First download the code of the web page: DeDeCMSV5.7SP2 official version (2018-01-09)
and then we can Use some tools for building a website to build this website. The tool I use is phpstudy. The specific building steps are as follows:
- Will download the official version of DeDeCMSV5.7SP2 (2018-01-09) Open:
select the uoloads folder and copy it to the WWW directory under the phpstudy installation directory:
then open phpstudy, find the website option in the left option bar and click, then click Create a website and start setting up a domain name. There are no special requirements for domain name setting. Just set it up according to personal preference. Just select the root directory under the WWW directory:
Then click OK to create the website. Make sure that Apache and MySQL are open on the homepage, and
then visit in the browser: the domain name you created /uploads/install/index.php
(mine is: www.ldfx.com/uploads/install/index.php)

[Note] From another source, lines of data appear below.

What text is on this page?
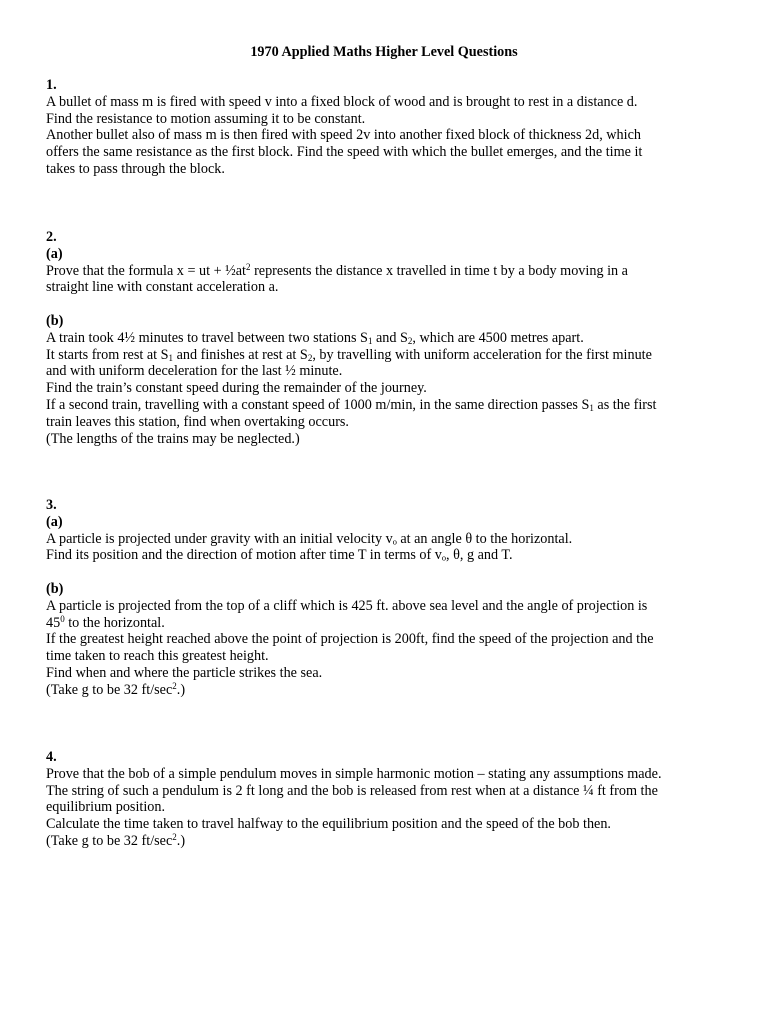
1970 Applied Maths Higher Level Questions
1.
A bullet of mass m is fired with speed v into a fixed block of wood and is brought to rest in a distance d.
Find the resistance to motion assuming it to be constant.
Another bullet also of mass m is then fired with speed 2v into another fixed block of thickness 2d, which
offers the same resistance as the first block. Find the speed with which the bullet emerges, and the time it
takes to pass through the block.
2.
(a)
Prove that the formula x = ut + $\frac{1}{2}at^2$ represents the distance x travelled in time t by a body moving in a
straight line with constant acceleration a.
(b)
A train took 4½ minutes to travel between two stations $S_1$ and $S_2$, which are 4500 metres apart.
It starts from rest at $S_1$ and finishes at rest at $S_2$, by travelling with uniform acceleration for the first minute
and with uniform deceleration for the last ½ minute.
Find the train’s constant speed during the remainder of the journey.
If a second train, travelling with a constant speed of 1000 m/min, in the same direction passes $S_1$ as the first
train leaves this station, find when overtaking occurs.
(The lengths of the trains may be neglected.)
3.
(a)
A particle is projected under gravity with an initial velocity vₒ at an angle θ to the horizontal.
Find its position and the direction of motion after time T in terms of vₒ, θ, g and T.
(b)
A particle is projected from the top of a cliff which is 425 ft. above sea level and the angle of projection is
$45^0$ to the horizontal.
If the greatest height reached above the point of projection is 200ft, find the speed of the projection and the
time taken to reach this greatest height.
Find when and where the particle strikes the sea.
(Take g to be 32 $ft/\sec^2$.)
4.
Prove that the bob of a simple pendulum moves in simple harmonic motion – stating any assumptions made.
The string of such a pendulum is 2 ft long and the bob is released from rest when at a distance ¼ ft from the
equilibrium position.
Calculate the time taken to travel halfway to the equilibrium position and the speed of the bob then.
(Take g to be 32 $ft/\sec^2$.)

the URL behind the domain name It is determined according to the address you installed, as shown in the figure below:
Visiting the website will redirect to the following interface:
Followed by the next step, pay attention to these points in the parameter configuration: the database password is the password of your phpstudy user name root, just enter it (my password is root) and remember the administrator login account And password, the default is admin, as shown in the figure:
2. Related configuration and preparation
Then click Continue to jump to the following interface, here first click to log in to the website background:
Log in to the administrator account (it is recommended to bookmark the website address, and you will use it later)
, click in the order of the numbers in the figure below, and then click to open the membership function:
Then go back to our last interface and click to visit the home page of the page:
Then we click to register an account:
here we create two numbers, one for the user name: ceshi, password: password, and the other for the user name: hacker, password: 123
Note: Do not create an account Set up security questions! This is the premise of our vulnerability.
3. Use burpsuite to capture packets and view information
First of all, we need to download burpsuite and set up a proxy for the browser. I will not introduce the specific steps here. You can find it online.
Now we turn on the proxy and construct the exploit request: first log in to our attacker’s account, and then change the content after member in the URL to resetpassword.php?dopost=safequestion&safequestion=0.0&safeanswer=&id={uesr} (My The id is 2)
Here we can see in the administrator interface, mid is the id we need. The specific operation is shown in the figure: After
sending the request, we can see the following interface in burpsuite:
Then we click to put the package, you will see in burpsuite: GET /uploads/member/resetpassword.php?dopost=getpasswd&id=2&key=YYSAkAOs, now delete all **amp;** in this statement Click the put package button to jump to the password modification interface:
here we click on the intercept request to close the interception, if it is not closed, click to put the package every time.
Here we change the password to 123 (the original password is: password):
Then we log out of the hacker account and try to log in to the ceshi account whose password has been changed:
Then we can find that we have successfully changed the password of other users and logged in to the account:
this is The entire process of the recurrence of this vulnerability.